Perhaps the two foods most missed by coeliacs and wheat avoiders are bread and cake. I’ve tried to make basic gluten-free bread in my bread machine but without great success. It seems that the dough needs to rise in a warm place in the conventional way and then be baked in an oven to get reasonable results.
I’ve had varying results with cakes. Whilst a light Victoria sponge totally eludes me, rich fruit cakes and recipes using fresh fruit (such as banana) or grated vegetables (e.g. courgette) work well with gluten free flour such as Dove’s Farm. These cakes do tend to dry out faster, however, than if they were made with wheat flour.
If you fancy something very rich and chocolately, try the ultimate beetroot and chocolate cake. This recipe will work with gluten free flour as the beetroot is very moist and, arguabley, you’ll be getting extra anto-oxidants with your portion of cake!

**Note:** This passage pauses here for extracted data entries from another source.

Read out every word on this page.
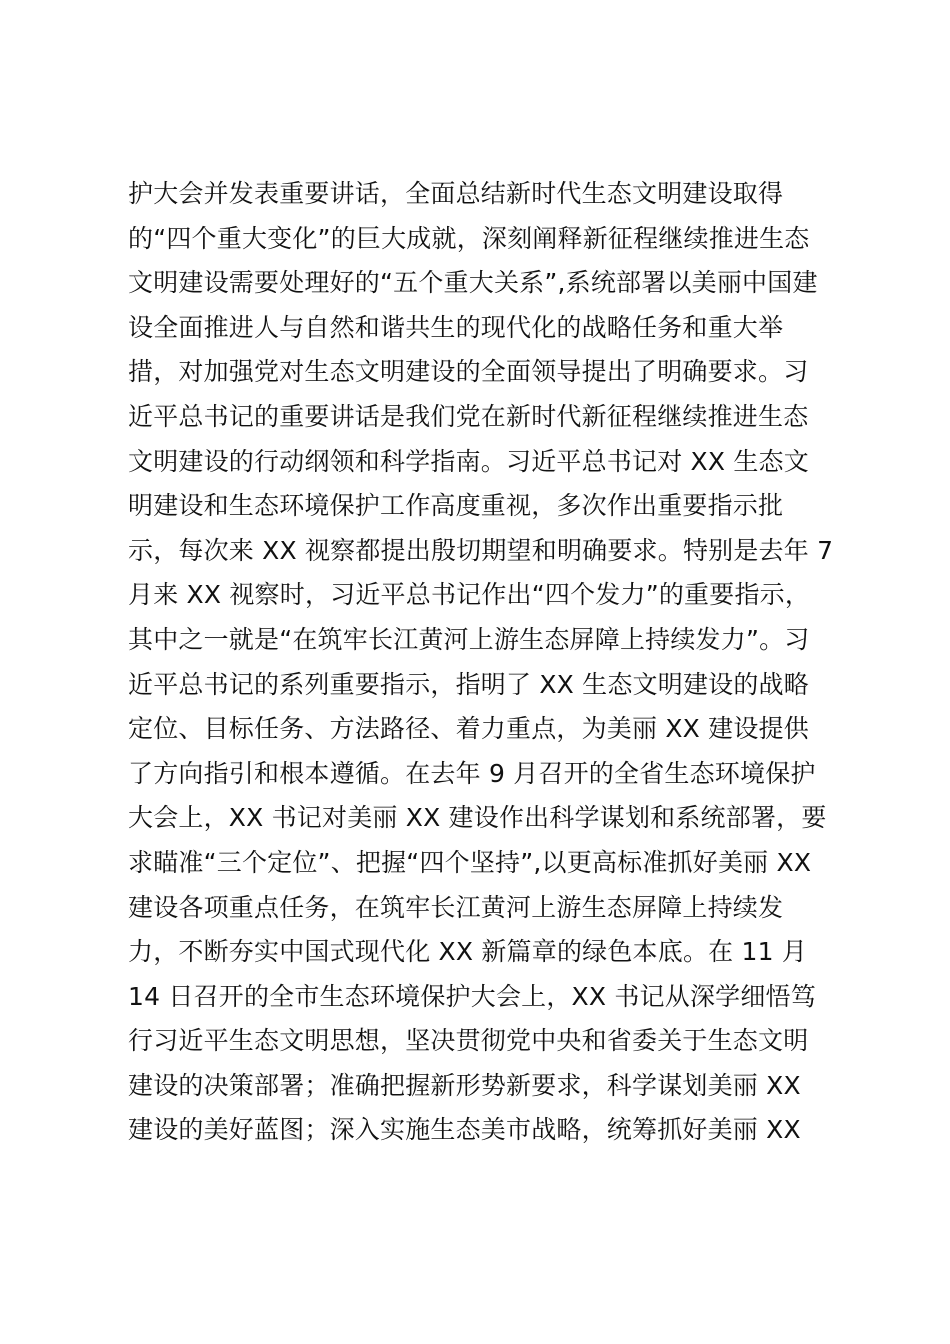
护大会并发表重要讲话，全面总结新时代生态文明建设取得
的“四个重大变化”的巨大成就，深刻阐释新征程继续推进生态
文明建设需要处理好的“五个重大关系”,系统部署以美丽中国建
设全面推进人与自然和谐共生的现代化的战略任务和重大举
措，对加强党对生态文明建设的全面领导提出了明确要求。习
近平总书记的重要讲话是我们党在新时代新征程继续推进生态
文明建设的行动纲领和科学指南。习近平总书记对 XX 生态文
明建设和生态环境保护工作高度重视，多次作出重要指示批
示，每次来 XX 视察都提出殷切期望和明确要求。特别是去年 7
月来 XX 视察时，习近平总书记作出“四个发力”的重要指示，
其中之一就是“在筑牢长江黄河上游生态屏障上持续发力”。习
近平总书记的系列重要指示，指明了 XX 生态文明建设的战略
定位、目标任务、方法路径、着力重点，为美丽 XX 建设提供
了方向指引和根本遵循。在去年 9 月召开的全省生态环境保护
大会上，XX 书记对美丽 XX 建设作出科学谋划和系统部署，要
求瞄准“三个定位”、把握“四个坚持”,以更高标准抓好美丽 XX
建设各项重点任务，在筑牢长江黄河上游生态屏障上持续发
力，不断夯实中国式现代化 XX 新篇章的绿色本底。在 11 月
14 日召开的全市生态环境保护大会上，XX 书记从深学细悟笃
行习近平生态文明思想，坚决贯彻党中央和省委关于生态文明
建设的决策部署；准确把握新形势新要求，科学谋划美丽 XX
建设的美好蓝图；深入实施生态美市战略，统筹抓好美丽 XX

Recently, I’ve discovered a range of recipes which use some specific ingredients to counter the absence of gluten in producing moist and very tasty cakes. Glycerine (liquid) keeps moisture in and xanthan gum (a form of powdered starch) binds the ingredients together to give a conventional cake texture. Relatively small amounts of these ‘magic’ ingredients convert the usually dry gluten-free cake into a really moist delight, which is difficult to distinguish from a conventional wheat-based recipe.
The buttermilk breakfast muffin recipe is the first of these specifically gluten-free recipes to get the Russell-Price ‘tried and tested’ stamp of approval!